Calculate the mass of Li formed by electrolysis of molten LiCl by a current of 6.7×104 A flowing for a period of 23 h . Assume the electrolytic cell is 86 % efficient.
What is the energy requirement for this electrolysis per mole of Li formed if the applied emf is + 7.3 V ?
each atom requires one electron
each electron has a charge of XXXXX columb
each ampere is a flow of one coulomb/sec
in 23 hours, yyyyy seconds have passed.
so number atoms in 23 hours must be..
Number=yyyy*current/xxxx
moles=number/avag number
energy= voltage*current/moles
To calculate the mass of Li formed by electrolysis, we need to use Faraday's laws of electrolysis and the molar mass of Li.
1. First, calculate the charge passing through the cell using Faraday's laws of electrolysis:
- Faraday's constant (F) = 96,485 C/mol
- The time in seconds = 23 hours * 3600 seconds/hour = 82,800 seconds
- The charge (Q) passing through the cell = current (I) * time (t)
- Q = 6.7×10^4 A * 82,800 s
2. Next, calculate the number of moles of electrons transferred using Faraday's laws of electrolysis:
- One mole of electrons corresponds to 1 Faraday of charge:
- Moles of electrons (n) = Q / F
3. Since the electrolytic cell is 86% efficient, the moles of electrons transferred will be:
- Actual moles of electrons transferred = n * efficiency
- Moles of electrons transferred = n * 0.86
4. Calculate the number of moles of Li formed by assuming that each mole of Li requires one mole of electrons:
- Moles of Li formed = Moles of electrons transferred
5. Finally, calculate the mass of Li formed by multiplying the moles of Li formed by its molar mass:
- Molar mass of Li = 6.941 g/mol
- Mass of Li formed = Moles of Li formed * Molar mass of Li
To calculate the energy requirement per mole of Li formed, we can use the formula:
Energy requirement = (V * Q) / (n * F)
where V is the applied voltage, Q is the charge passed (in coulombs), n is the moles of electrons transferred, and F is Faraday's constant.
6. Calculate the energy requirement per mole of Li formed:
- Energy requirement = (7.3 V * Q) / (n * F)

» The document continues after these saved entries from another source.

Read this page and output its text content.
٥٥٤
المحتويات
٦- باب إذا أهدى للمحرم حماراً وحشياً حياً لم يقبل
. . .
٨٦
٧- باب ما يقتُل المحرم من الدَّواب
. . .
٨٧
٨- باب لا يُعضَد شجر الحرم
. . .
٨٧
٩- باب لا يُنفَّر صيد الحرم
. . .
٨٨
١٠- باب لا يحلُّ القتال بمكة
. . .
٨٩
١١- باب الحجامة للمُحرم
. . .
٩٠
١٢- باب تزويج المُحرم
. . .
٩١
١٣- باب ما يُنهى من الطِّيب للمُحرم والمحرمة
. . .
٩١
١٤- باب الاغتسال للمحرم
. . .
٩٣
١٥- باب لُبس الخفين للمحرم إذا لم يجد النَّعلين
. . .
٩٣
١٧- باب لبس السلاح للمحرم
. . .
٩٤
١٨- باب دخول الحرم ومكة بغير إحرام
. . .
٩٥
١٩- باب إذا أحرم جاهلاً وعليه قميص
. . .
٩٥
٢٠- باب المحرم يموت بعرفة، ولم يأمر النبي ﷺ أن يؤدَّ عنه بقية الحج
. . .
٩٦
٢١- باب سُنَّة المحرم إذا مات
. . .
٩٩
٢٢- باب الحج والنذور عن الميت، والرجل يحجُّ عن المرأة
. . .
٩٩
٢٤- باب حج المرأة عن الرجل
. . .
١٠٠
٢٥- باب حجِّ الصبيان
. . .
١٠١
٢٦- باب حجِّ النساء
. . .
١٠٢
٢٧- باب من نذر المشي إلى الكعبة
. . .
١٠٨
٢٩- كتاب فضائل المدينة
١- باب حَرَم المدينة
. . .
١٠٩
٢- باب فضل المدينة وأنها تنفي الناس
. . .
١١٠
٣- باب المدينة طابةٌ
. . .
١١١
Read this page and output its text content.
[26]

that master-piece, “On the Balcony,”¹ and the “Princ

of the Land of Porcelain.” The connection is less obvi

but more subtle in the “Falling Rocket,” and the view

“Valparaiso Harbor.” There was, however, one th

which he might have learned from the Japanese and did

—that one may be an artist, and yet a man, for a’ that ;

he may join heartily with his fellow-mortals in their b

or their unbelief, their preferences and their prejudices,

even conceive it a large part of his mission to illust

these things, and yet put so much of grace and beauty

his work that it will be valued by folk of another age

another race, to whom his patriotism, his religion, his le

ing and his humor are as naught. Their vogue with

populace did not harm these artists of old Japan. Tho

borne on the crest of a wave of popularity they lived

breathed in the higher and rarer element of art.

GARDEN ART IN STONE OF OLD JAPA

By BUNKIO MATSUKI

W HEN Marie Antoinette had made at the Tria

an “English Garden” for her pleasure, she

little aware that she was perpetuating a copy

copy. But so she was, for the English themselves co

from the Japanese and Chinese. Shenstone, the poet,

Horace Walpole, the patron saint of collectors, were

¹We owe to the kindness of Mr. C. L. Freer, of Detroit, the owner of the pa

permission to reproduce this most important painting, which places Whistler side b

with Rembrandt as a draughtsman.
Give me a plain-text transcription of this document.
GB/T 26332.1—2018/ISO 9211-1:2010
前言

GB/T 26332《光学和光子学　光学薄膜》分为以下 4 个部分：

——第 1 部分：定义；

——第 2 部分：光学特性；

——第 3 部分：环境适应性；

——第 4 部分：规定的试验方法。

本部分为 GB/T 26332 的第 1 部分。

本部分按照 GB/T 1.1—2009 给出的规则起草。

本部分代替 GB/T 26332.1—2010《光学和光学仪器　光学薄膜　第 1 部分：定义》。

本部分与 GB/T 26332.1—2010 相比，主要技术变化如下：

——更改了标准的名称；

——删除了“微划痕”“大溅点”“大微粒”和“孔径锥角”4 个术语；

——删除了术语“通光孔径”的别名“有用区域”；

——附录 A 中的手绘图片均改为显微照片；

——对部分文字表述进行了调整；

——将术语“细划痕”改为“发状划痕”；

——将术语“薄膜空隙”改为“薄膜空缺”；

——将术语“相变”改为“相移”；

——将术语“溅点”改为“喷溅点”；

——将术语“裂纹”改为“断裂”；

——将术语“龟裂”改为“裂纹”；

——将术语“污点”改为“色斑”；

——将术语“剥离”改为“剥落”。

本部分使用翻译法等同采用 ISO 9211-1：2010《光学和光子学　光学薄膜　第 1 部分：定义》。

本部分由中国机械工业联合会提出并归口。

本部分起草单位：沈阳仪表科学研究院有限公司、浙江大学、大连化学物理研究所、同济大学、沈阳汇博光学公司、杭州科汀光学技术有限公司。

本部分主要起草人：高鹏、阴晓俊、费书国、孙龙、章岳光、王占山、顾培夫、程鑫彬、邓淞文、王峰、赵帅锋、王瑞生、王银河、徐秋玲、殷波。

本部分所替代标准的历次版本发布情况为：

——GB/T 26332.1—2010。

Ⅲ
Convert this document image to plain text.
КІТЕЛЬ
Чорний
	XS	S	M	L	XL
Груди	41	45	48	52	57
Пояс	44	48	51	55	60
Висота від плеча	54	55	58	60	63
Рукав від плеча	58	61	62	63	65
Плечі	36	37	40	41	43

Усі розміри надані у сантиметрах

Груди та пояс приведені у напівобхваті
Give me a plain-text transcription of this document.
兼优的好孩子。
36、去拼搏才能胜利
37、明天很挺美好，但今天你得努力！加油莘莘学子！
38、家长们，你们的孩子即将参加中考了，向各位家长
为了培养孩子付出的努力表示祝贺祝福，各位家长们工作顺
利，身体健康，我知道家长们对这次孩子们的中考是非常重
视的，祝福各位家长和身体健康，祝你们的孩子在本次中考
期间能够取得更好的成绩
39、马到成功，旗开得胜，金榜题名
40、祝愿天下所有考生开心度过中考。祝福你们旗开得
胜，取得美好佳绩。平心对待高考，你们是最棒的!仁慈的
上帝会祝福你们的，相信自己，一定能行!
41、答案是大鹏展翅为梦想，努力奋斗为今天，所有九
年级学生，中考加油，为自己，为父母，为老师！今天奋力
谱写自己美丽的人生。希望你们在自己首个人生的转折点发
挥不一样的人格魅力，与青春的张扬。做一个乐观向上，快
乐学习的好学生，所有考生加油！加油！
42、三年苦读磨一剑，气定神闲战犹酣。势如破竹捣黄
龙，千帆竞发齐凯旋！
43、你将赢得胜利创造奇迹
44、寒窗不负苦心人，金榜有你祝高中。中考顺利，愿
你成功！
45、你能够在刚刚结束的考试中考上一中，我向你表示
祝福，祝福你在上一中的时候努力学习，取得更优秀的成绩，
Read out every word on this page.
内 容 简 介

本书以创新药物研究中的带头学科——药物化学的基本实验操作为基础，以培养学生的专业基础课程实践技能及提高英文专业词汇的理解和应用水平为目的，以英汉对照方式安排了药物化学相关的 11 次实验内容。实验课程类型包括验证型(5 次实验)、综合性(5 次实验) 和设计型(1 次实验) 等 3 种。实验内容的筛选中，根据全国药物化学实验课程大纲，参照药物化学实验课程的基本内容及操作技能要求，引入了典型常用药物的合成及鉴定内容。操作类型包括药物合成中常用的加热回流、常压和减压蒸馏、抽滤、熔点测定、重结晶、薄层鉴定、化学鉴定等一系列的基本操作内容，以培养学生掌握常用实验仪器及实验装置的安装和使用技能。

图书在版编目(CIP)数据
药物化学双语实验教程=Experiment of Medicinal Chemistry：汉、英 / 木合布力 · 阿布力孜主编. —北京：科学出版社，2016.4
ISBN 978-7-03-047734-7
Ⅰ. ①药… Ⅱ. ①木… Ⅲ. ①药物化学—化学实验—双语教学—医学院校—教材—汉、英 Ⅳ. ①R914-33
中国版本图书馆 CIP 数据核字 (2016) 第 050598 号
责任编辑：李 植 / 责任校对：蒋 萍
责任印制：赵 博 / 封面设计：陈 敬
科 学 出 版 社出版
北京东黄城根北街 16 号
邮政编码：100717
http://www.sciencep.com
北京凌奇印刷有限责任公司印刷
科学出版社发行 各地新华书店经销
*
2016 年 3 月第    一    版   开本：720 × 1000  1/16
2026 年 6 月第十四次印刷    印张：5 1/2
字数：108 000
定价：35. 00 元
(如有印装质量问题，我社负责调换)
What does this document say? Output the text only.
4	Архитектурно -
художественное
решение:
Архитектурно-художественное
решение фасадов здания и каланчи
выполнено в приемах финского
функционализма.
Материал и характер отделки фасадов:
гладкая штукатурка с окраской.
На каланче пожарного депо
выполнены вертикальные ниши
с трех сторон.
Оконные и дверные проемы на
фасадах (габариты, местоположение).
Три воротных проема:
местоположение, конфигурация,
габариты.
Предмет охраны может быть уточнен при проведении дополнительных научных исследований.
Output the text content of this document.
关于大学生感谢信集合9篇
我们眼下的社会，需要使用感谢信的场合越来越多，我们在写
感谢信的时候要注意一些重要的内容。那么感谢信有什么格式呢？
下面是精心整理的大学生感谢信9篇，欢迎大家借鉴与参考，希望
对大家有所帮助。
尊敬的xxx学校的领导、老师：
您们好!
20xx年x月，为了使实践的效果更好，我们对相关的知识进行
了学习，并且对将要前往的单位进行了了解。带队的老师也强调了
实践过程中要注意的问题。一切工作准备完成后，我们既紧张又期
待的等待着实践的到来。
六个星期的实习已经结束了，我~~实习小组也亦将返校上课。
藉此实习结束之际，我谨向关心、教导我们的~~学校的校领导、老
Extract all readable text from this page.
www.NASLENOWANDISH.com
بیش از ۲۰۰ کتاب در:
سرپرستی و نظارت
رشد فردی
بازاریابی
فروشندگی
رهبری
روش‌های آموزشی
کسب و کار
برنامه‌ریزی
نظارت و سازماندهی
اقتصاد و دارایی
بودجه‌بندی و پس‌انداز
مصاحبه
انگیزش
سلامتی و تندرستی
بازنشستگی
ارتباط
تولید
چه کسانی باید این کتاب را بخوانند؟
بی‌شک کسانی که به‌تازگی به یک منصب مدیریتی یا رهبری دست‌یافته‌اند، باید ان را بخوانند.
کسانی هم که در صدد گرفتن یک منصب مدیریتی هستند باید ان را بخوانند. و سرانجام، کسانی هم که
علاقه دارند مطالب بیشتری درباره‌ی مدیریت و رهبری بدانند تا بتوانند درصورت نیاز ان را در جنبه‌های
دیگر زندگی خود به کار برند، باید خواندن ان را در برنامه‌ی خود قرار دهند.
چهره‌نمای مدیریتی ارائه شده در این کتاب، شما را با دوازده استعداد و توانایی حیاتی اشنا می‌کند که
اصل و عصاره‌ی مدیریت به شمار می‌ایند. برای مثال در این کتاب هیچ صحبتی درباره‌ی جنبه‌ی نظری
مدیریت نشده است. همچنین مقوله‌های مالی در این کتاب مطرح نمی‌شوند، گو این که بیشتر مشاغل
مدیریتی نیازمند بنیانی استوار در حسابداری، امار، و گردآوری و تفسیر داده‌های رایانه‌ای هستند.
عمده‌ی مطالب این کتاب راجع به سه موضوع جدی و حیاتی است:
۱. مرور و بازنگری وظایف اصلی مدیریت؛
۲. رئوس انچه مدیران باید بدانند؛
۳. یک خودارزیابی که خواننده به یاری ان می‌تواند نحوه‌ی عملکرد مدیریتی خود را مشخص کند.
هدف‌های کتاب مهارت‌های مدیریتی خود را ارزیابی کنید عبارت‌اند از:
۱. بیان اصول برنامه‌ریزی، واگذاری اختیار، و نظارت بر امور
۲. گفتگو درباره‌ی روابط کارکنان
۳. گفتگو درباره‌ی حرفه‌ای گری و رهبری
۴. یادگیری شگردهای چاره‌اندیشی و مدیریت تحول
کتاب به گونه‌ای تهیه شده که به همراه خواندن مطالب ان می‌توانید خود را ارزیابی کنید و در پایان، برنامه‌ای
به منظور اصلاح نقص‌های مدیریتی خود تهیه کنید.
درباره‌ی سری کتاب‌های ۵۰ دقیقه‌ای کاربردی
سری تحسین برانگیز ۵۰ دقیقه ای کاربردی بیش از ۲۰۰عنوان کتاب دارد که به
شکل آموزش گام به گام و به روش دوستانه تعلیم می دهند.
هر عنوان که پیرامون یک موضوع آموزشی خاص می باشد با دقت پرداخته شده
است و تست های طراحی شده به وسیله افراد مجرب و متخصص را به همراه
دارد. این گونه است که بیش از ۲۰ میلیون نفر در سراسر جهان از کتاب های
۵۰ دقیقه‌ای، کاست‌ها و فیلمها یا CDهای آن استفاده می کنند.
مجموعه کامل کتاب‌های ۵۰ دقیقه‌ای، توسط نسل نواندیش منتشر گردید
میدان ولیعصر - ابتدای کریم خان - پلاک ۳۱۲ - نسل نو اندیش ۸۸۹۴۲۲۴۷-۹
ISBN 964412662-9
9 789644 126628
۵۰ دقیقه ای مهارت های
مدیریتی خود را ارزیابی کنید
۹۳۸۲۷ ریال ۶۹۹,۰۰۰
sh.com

Now, let's plug in the values and calculate:
Step 1:
Q = 6.7×10^4 A * 82,800 s
Step 2:
n = Q / F
Step 3 (efficiency = 0.86):
Actual moles of electrons transferred = n * 0.86
Step 4:
Moles of Li formed = Actual moles of electrons transferred
Step 5 (Molar mass of Li = 6.941 g/mol):
Mass of Li formed = Moles of Li formed * Molar mass of Li
Step 6:
Energy requirement = (7.3 V * Q) / (n * F)
By following these steps and plugging in the given values, you can find the mass of Li formed and the energy requirement per mole of Li formed in the electrolysis process.